So I'm in Provo. (It's all I can talk about, I know). It is a little different here, but it's growing on me. I've been meaning to share about my speed dating experience. I figured, hey, why not go speed dating, so I did. It was a lovely Friday night, and I sat at a very nice table. Every three minutes a gong (ok it was a tamtam according to the music major) sounded and I got to say the same thing over again. It was actually quite boring. ...
Hey, what's your name? Where are you from? What are you studying? What do you like to do? Ok cool. Mark yes ;) (Ok I didn't say that or wink, but that would have been more interesting).
So I'm thinking, if I could do it all over again what questions should I ask to really get into the good stuff. I first thought of How to Lose a Guy in 10 Days: "True or False: All is fair in love and war" But then, I really don't know what I would get out of the answer. So then, I was thinking about some truly revealing questions.
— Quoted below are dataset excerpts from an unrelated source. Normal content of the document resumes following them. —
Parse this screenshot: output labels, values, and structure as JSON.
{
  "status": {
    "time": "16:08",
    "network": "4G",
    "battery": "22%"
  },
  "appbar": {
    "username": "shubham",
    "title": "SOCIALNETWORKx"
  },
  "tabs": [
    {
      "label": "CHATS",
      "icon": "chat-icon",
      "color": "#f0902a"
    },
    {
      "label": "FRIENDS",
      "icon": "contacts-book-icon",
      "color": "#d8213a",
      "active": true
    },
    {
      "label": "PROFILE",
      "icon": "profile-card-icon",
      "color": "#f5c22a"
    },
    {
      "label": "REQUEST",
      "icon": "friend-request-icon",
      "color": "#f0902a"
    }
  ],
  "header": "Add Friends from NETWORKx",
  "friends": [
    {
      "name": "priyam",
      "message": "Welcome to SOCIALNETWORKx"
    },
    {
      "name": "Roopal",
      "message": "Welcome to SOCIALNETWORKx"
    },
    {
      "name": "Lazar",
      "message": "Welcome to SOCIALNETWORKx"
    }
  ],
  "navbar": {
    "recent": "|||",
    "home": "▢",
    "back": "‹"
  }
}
If you had to be a cannibal, which person in your family would you eat first? And why?
What third world country would you like to be the dictator of?
What would really be your luxury item on Survivor (does that show still exist?)
And finally, How high does a sycamore grow?
I really think these are much better questions, so next time I go speed dating, I'll be better prepared.
But the highlight of the night was when I told someone I was in Law School, and they responded with, "I'm sorry. ... I hate lawyers." Really won me over!
2 comments:
There are so many reasons this email reminds me how awesome I find you. SO MANY REASONS!
1. I'm a vegetarian.
2. The Marshall Islands.
3. Why would anyone want to watch a show like Survivor?
4. Pocahontas didn't even know.
My questions:
1. Why do you live in P-town?
2. I like girls. What do you say to that?
3. What race box do you think I check on forms?
4. Would you rather take a fishing trip through Micronesia and camp on the beaches or get a hotel in Venice for a week?